Maman, si je ne rentre pas à la maison ce soir, ne laisse pas ma voix s’éteindre. Ne laisse pas le monde s’amuser de ma façon de m’habiller. Ou de ma façon de marcher. Dis-leur que si j’ai été gentille avec ce garçon qui est venu me parler, c’est juste par éducation. Je ne cherchais pas un flirt. Car maman, si je ne rentre pas à la maison ce soir, c’est parce qu’un garçon m’a violée et que je suis une autre victime.

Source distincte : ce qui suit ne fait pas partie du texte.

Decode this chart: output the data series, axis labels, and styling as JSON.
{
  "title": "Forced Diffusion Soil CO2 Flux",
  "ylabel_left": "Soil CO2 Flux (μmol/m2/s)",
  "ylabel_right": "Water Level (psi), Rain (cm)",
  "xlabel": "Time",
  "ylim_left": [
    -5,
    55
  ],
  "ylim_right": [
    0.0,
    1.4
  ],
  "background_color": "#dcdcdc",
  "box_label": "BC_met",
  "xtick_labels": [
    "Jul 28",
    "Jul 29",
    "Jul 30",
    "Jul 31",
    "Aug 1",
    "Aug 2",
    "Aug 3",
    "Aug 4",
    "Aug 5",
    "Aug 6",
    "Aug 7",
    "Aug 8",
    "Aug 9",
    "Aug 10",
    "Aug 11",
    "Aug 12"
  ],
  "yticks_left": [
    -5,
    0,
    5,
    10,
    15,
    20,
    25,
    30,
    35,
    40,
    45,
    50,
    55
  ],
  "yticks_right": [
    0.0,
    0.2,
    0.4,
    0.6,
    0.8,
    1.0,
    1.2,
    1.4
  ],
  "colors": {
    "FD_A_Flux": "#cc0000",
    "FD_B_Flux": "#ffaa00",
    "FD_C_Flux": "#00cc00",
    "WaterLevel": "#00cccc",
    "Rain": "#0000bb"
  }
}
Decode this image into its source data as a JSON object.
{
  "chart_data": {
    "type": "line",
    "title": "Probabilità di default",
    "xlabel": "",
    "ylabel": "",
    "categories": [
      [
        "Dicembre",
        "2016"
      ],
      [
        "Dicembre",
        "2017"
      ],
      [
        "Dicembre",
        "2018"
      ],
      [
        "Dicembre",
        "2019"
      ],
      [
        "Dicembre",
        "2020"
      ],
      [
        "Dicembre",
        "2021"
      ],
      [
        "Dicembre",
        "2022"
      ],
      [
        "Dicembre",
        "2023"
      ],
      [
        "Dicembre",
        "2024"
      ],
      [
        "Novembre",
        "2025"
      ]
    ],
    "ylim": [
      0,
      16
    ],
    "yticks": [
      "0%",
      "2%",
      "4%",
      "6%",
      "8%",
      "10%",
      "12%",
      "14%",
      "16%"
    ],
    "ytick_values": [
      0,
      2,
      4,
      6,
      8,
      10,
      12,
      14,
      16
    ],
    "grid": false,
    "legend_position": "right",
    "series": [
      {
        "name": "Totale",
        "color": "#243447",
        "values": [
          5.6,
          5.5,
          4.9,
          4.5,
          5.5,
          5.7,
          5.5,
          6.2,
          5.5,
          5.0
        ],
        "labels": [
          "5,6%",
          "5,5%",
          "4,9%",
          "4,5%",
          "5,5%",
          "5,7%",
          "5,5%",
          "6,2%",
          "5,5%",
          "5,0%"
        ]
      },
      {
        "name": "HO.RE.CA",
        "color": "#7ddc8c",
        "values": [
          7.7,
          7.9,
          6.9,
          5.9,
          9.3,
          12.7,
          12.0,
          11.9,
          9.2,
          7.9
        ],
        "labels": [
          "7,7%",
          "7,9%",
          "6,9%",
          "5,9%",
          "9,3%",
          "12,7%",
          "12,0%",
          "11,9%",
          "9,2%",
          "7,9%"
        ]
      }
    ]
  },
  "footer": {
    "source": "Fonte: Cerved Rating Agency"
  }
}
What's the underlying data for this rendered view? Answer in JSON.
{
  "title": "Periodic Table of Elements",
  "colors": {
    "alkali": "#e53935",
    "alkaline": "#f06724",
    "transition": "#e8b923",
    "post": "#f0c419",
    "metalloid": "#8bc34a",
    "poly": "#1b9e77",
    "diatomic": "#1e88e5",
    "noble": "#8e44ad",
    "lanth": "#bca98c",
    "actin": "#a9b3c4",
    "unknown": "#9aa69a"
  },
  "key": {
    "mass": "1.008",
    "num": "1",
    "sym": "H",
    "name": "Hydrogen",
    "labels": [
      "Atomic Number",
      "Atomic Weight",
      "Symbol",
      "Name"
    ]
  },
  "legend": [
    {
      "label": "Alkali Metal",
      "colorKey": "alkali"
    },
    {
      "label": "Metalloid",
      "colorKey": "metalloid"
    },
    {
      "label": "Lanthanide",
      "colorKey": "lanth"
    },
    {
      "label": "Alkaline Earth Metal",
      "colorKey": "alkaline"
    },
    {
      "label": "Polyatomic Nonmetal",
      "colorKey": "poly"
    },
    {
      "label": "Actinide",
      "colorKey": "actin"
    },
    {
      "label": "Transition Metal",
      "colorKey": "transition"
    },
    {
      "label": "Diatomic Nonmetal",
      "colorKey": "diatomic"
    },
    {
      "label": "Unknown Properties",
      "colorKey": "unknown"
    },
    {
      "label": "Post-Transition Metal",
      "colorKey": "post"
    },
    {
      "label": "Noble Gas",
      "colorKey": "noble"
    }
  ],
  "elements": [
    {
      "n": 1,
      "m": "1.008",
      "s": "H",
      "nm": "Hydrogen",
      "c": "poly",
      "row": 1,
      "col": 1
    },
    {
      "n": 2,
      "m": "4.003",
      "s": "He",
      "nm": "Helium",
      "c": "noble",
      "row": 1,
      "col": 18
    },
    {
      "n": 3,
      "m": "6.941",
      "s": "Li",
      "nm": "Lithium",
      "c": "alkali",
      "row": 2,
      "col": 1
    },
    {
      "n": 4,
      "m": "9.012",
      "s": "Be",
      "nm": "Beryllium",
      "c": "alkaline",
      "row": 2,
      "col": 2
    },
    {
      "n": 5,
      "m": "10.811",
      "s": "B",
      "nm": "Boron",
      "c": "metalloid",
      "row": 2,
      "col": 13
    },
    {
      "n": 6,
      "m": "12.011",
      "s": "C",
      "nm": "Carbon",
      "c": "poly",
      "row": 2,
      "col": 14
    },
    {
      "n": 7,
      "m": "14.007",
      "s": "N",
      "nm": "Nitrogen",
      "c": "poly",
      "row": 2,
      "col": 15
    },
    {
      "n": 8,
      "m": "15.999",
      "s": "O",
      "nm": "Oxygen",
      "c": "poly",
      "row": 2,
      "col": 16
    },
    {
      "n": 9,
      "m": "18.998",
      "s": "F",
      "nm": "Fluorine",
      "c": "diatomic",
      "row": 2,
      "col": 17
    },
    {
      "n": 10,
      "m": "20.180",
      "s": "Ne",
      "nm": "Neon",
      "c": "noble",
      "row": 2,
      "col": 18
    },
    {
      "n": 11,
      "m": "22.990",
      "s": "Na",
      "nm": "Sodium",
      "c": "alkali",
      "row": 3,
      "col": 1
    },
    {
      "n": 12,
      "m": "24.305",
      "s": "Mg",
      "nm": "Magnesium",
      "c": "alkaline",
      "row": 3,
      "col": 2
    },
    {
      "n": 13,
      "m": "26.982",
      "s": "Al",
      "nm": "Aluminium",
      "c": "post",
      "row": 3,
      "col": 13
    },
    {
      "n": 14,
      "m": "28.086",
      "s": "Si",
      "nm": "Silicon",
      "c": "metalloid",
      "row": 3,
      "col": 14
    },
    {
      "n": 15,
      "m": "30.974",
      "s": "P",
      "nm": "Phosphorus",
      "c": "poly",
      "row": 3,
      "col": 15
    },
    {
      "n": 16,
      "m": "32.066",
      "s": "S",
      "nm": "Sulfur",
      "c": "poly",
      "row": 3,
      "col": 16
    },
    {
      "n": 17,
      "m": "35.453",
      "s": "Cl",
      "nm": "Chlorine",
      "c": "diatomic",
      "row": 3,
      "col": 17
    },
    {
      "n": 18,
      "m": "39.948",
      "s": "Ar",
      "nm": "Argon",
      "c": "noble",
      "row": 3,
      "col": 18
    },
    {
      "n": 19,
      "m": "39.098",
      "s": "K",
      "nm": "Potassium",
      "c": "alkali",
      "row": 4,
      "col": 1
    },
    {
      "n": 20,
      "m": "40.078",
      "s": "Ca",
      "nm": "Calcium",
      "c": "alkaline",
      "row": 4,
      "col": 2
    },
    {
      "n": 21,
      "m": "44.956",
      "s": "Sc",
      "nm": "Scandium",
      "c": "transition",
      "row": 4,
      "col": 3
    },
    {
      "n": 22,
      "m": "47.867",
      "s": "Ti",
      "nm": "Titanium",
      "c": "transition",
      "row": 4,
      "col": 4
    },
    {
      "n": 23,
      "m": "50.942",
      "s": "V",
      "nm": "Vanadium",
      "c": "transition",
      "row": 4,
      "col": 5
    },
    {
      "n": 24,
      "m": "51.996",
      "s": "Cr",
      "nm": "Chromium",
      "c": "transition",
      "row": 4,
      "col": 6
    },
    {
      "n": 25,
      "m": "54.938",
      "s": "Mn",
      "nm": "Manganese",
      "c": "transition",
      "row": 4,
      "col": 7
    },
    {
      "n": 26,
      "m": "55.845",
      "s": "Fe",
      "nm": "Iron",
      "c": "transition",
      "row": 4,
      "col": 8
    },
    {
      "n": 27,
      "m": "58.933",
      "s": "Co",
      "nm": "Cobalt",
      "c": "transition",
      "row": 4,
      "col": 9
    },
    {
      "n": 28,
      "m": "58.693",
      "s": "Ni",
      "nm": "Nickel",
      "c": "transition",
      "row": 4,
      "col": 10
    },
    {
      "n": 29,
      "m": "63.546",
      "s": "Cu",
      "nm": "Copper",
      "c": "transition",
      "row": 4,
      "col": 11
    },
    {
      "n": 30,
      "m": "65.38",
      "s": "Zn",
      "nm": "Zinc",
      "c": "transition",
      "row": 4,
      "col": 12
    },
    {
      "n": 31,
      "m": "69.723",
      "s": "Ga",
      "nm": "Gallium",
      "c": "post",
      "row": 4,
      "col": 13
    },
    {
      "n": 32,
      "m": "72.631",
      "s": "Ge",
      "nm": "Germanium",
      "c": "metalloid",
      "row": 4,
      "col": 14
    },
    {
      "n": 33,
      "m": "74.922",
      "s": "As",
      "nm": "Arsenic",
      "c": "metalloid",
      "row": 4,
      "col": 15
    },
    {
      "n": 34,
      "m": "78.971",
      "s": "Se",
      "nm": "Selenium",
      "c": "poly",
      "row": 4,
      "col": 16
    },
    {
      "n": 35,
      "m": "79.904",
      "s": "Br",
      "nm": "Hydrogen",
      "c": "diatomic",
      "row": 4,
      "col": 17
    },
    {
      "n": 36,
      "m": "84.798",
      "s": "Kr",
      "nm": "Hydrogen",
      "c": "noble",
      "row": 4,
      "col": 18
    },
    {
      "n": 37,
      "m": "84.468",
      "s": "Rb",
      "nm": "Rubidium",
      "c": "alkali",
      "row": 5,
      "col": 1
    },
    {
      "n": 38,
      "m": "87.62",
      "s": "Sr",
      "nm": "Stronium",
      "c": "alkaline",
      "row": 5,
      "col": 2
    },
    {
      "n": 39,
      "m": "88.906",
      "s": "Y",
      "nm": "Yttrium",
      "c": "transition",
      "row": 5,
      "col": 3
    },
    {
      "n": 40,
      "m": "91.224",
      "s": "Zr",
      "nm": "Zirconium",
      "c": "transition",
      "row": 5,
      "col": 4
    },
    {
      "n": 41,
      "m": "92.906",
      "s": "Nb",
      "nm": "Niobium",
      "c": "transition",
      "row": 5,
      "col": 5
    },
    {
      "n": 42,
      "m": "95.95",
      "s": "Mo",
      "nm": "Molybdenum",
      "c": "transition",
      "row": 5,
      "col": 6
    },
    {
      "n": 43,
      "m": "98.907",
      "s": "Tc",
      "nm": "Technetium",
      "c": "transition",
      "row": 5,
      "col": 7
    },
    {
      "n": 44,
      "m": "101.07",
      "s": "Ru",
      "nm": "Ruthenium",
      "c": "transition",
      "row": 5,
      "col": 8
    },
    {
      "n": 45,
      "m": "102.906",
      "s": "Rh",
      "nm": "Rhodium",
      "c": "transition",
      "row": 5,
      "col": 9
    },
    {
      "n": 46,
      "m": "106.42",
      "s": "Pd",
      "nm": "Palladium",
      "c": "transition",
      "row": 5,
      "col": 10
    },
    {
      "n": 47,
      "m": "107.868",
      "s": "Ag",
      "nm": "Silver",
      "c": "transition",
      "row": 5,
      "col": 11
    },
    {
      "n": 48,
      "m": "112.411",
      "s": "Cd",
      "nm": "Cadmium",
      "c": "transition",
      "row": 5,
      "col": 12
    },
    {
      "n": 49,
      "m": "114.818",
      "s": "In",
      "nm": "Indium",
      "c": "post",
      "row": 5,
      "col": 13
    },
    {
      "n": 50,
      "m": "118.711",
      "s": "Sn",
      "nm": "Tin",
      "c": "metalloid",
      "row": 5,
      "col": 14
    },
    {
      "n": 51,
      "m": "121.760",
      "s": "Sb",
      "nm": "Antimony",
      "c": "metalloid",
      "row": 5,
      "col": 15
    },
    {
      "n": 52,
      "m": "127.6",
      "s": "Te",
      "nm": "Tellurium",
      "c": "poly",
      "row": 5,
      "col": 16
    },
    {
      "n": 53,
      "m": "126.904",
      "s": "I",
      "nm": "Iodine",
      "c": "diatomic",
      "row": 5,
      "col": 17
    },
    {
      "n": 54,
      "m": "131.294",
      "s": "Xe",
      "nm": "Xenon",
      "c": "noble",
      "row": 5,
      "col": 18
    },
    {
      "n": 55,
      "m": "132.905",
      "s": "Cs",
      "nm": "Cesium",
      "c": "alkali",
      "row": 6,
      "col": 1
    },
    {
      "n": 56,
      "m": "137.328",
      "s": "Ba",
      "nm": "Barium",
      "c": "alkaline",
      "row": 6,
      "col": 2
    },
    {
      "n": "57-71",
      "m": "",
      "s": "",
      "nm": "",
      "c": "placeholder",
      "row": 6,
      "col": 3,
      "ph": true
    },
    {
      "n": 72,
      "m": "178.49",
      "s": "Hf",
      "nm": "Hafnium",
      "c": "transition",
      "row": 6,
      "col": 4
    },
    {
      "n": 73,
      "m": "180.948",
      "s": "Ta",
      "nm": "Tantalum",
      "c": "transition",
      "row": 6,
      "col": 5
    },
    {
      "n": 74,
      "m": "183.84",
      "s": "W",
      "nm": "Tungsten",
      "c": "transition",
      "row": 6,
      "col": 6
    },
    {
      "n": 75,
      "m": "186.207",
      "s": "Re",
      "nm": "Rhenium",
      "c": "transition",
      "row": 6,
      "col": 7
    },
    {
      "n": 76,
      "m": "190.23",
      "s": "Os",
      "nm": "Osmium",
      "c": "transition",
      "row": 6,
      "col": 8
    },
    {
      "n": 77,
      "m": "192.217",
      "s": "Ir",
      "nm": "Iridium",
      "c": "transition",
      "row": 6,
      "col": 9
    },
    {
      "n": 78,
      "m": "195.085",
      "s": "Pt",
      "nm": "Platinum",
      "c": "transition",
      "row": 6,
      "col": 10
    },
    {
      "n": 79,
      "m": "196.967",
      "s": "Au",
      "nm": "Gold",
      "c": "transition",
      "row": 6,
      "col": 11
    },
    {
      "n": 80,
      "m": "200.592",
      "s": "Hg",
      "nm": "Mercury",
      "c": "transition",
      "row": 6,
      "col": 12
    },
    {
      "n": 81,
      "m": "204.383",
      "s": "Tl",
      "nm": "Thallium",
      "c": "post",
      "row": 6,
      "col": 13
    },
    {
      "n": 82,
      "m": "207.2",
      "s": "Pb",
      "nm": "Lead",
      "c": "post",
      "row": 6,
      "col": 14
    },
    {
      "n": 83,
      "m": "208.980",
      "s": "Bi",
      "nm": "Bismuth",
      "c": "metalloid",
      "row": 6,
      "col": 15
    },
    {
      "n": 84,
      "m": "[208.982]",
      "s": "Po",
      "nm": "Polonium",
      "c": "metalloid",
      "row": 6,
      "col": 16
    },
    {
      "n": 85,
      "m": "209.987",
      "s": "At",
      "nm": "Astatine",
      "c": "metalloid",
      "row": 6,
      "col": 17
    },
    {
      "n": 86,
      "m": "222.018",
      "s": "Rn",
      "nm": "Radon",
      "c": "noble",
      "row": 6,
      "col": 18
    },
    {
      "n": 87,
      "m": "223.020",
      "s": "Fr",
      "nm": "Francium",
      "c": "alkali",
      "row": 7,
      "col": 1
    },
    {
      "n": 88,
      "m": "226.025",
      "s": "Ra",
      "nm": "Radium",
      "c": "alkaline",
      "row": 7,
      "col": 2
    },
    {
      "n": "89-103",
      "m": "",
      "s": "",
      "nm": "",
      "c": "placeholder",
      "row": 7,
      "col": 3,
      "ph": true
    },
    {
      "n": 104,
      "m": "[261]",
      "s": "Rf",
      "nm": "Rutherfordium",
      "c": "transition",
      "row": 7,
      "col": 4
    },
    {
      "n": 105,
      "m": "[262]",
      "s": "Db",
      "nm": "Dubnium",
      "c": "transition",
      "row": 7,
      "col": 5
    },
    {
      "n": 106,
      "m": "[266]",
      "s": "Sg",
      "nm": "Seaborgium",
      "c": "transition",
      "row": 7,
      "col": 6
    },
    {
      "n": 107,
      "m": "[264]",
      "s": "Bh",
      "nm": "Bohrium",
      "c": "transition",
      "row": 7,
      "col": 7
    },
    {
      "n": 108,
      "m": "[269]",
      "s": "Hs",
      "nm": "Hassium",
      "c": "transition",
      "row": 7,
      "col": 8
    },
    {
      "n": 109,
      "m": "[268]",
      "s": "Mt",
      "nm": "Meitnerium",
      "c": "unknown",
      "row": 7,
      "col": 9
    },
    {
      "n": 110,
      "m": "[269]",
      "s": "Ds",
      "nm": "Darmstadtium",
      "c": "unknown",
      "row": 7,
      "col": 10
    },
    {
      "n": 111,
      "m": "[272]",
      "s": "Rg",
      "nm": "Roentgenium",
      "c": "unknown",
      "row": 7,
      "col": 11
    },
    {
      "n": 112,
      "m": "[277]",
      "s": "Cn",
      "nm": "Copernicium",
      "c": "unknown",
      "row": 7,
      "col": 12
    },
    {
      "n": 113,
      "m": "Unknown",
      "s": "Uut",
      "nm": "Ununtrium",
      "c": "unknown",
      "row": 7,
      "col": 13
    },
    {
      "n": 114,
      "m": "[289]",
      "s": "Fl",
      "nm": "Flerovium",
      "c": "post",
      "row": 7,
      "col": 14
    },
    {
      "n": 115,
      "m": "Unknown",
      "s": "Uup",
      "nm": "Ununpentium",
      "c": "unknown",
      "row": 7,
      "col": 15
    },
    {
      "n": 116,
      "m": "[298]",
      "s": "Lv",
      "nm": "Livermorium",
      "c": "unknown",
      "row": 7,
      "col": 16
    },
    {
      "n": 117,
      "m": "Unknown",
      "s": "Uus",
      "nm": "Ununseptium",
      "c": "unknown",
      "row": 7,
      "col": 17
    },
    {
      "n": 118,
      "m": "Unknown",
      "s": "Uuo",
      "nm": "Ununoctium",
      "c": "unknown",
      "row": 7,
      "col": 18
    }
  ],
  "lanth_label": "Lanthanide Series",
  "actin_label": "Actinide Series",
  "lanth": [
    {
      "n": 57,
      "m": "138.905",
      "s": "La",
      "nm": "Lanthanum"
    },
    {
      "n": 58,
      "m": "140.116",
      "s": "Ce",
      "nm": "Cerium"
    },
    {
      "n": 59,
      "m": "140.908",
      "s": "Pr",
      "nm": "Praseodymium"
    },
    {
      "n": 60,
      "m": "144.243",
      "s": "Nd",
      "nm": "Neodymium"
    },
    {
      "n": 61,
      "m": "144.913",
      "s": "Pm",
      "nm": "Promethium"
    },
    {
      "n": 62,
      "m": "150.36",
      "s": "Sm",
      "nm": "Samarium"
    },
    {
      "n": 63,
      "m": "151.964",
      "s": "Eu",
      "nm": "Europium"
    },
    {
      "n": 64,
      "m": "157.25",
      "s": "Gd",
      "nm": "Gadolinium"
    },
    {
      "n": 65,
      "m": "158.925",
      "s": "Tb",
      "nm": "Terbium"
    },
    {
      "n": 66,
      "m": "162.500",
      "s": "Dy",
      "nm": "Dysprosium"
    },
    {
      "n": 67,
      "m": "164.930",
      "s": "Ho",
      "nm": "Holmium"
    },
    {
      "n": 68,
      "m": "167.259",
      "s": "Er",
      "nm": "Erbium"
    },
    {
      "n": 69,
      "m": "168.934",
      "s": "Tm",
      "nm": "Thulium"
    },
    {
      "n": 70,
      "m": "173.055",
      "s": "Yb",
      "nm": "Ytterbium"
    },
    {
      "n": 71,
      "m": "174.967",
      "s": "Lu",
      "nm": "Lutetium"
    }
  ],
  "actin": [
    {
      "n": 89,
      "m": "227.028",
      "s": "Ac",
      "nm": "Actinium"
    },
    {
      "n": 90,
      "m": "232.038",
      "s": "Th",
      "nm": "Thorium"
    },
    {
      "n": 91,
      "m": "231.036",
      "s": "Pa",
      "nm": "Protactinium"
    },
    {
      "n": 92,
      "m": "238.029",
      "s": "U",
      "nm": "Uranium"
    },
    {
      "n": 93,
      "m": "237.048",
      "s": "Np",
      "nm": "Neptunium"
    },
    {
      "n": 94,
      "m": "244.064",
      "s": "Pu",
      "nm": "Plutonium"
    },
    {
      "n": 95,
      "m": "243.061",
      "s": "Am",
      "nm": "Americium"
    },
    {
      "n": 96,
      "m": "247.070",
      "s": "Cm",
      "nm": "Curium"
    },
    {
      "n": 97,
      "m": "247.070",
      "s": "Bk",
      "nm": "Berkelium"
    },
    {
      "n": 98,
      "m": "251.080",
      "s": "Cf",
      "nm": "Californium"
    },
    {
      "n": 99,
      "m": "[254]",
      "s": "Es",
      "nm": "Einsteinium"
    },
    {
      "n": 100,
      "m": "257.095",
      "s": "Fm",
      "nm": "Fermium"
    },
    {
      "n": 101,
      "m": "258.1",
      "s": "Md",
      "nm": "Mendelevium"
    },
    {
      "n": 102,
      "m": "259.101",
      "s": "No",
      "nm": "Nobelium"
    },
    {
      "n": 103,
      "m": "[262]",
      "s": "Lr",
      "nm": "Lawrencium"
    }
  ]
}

Dis-leur qui je suis vraiment et que ma voix ne s’évanouisse pas noyée dans ce que la presse ou ceux qui ne me connaissent pas réellement veulent raconter. Que ce qu’ils disent de moi en ville, la mauvaise réputation qui me persécute, vient du fait que j’ai vécu comme je le voulais sans tenir compte de ce qu’ils pourraient dire. Parce que je suis la maîtresse de ma vie. Je ne suis pas prisonnière de ce que les autres attendent d’elle.

Les femmes sont jugées à chaque pas qu’elles font. Elles doivent dès leur plus jeune âge répondre à certaines attentes et sont alors de « mauvaises filles » ou des « putes » si elles vivent différemment. Dans ce cas-là, elles méritent alors ce qui leur arrive.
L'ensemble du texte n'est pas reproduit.